Marrocos carrega um grande peso de expectativa em seu jogo de abertura na Copa das Nações Africanas, no domingo, 21 de dezembro, já que os anfitriões, com o craque Achraf Hakimi retornando de lesão, pretendem vencer a dura competição para reivindicar a glória continental. Senegal, a atual campeã Costa do Marfim, o Egito de Mohamed Salah e a seleção nigeriana liderada por Victor Osimhen estão entre os maiores rivais do Marrocos na AFCON, que começa o Ano Novo com a final em 18 de janeiro.
Marrocos, o melhor time da África no ranking da FIFA, em 11º lugar, inicia o torneio no domingo, às 19h GMT, contra as pequenas Comores, no novo Estádio Príncipe Moulay Abdellah, com 69.000 lugares, em Rabat. Há uma enorme pressão sobre os Leões do Atlas, semifinalistas da Copa do Mundo de 2022, que chegam à Copa das Nações com um recorde mundial de 18 vitórias consecutivas.
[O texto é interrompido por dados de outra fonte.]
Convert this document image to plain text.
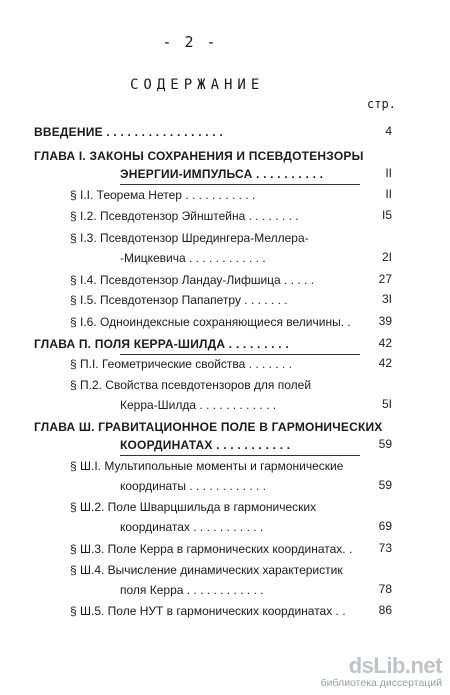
- 2 -
СОДЕРЖАНИЕ
стр.
ВВЕДЕНИЕ . . . . . . . . . . . . . . . . .	4
ГЛАВА I. ЗАКОНЫ СОХРАНЕНИЯ И ПСЕВДОТЕНЗОРЫ
ЭНЕРГИИ-ИМПУЛЬСА . . . . . . . . . .	II
§ I.I. Теорема Нетер . . . . . . . . . . .	II
§ I.2. Псевдотензор Эйнштейна . . . . . . . .	I5
§ I.3. Псевдотензор Шредингера-Меллера-
-Мицкевича . . . . . . . . . . . .	2I
§ I.4. Псевдотензор Ландау-Лифшица . . . . .	27
§ I.5. Псевдотензор Папапетру . . . . . . .	3I
§ I.6. Одноиндексные сохраняющиеся величины. . 39
ГЛАВА П. ПОЛЯ КЕРРА-ШИЛДА . . . . . . . . .	42
§ П.I. Геометрические свойства . . . . . . .	42
§ П.2. Свойства псевдотензоров для полей
Керра-Шилда . . . . . . . . . . . .	5I
ГЛАВА Ш. ГРАВИТАЦИОННОЕ ПОЛЕ В ГАРМОНИЧЕСКИХ
КООРДИНАТАХ . . . . . . . . . . .	59
§ Ш.I. Мультипольные моменты и гармонические
координаты . . . . . . . . . . . .	59
§ Ш.2. Поле Шварцшильда в гармонических
координатах . . . . . . . . . . .	69
§ Ш.3. Поле Керра в гармонических координатах. . 73
§ Ш.4. Вычисление динамических характеристик
поля Керра . . . . . . . . . . . .	78
§ Ш.5. Поле НУТ в гармонических координатах . .	86
dsLib.net
библиотека диссертаций
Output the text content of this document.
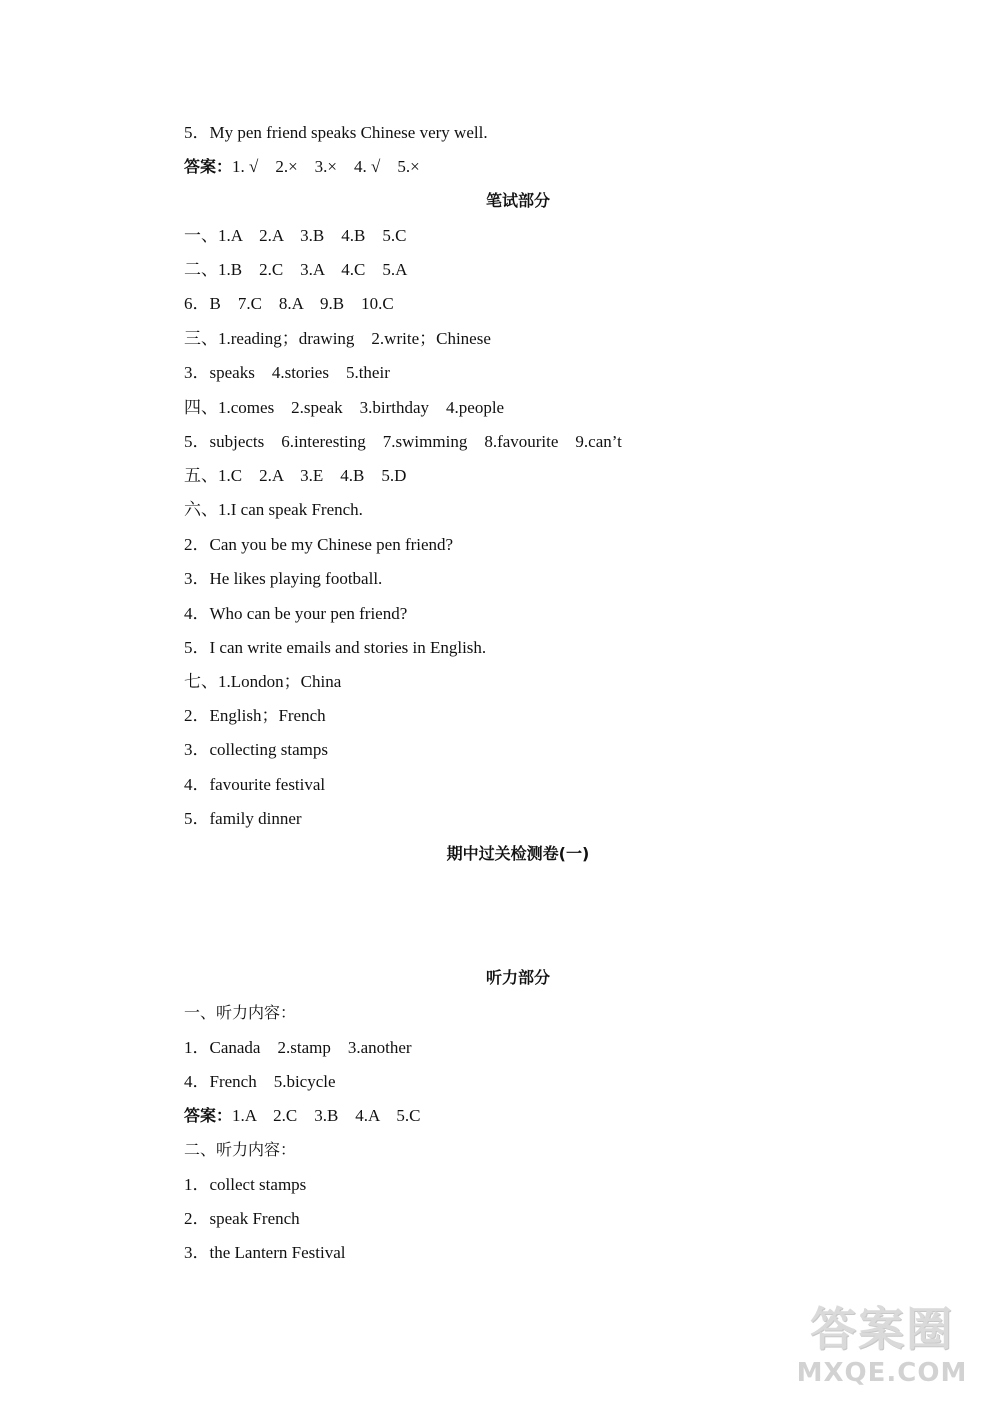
5．My pen friend speaks Chinese very well.
答案：1. √　2.×　3.×　4. √　5.×
笔试部分
一、1.A　2.A　3.B　4.B　5.C
二、1.B　2.C　3.A　4.C　5.A
6．B　7.C　8.A　9.B　10.C
三、1.reading；drawing　2.write；Chinese
3．speaks　4.stories　5.their
四、1.comes　2.speak　3.birthday　4.people
5．subjects　6.interesting　7.swimming　8.favourite　9.can’t
五、1.C　2.A　3.E　4.B　5.D
六、1.I can speak French.
2．Can you be my Chinese pen friend?
3．He likes playing football.
4．Who can be your pen friend?
5．I can write emails and stories in English.
七、1.London；China
2．English；French
3．collecting stamps
4．favourite festival
5．family dinner
期中过关检测卷(一)
听力部分
一、听力内容：
1．Canada　2.stamp　3.another
4．French　5.bicycle
答案：1.A　2.C　3.B　4.A　5.C
二、听力内容：
1．collect stamps
2．speak French
3．the Lantern Festival
答案圈
MXQE.COM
“Sempre disse que o objetivo é vencer esta AFCON em casa, diante dos nossos torcedores”, insistiu o técnico Walid Regragui no sábado. “O país que terá mais dificuldade em vencer a AFCON é Marrocos, por causa da expectativa que temos sobre nós”, alertou, no entanto, enquanto procuram conquistar o título pela primeira vez desde 1976. “A pressão sobre nós é positiva, mas qualquer coisa que não seja a vitória será um fracasso”.
O lateral-direito do Paris Saint-Germain, Hakimi, eleito o jogador africano do ano, diz que está pronto para participar, apesar de não ter jogado desde que sofreu uma lesão no tornozelo no início de novembro. “Sinto-me bem”, disse Hakimi, embora Regragui tenha admitido que o antigo jogador do Real Madrid poderá não jogar contra as Comores nos próximos jogos do Grupo A, frente ao Mali e à Zâmbia. Hakimi acrescentou: “Não penso em mim como indivíduo. Se jogar apenas um minuto e a equipa vencer, tudo bem”.
Eles têm sido bons em vencer ultimamente – o Marrocos venceu a recente Copa do Mundo Sub-20 e o triunfo do país na final da Copa Árabe da FIFA contra a Jordânia, em Doha, esta semana, levou os torcedores às ruas para comemorar.
Amontoado no calendário
Para Marrocos, este torneio também pretende apresentar alguns estádios de classe mundial, uma vez que acolhe a primeira AFCON desde 1988. O Estádio Príncipe Moulay Abdellah, que também acolherá a final, é um dos quatro utilizados em Rabat. Um enorme estádio com 75.000 lugares em Tânger acolherá uma semifinal, enquanto os jogos também serão disputados em Casablanca, Marraquexe, Agadir e Fez, à medida que o país se prepara para o Campeonato do Mundo de 2030, que será co-anfitrião com Espanha e Portugal.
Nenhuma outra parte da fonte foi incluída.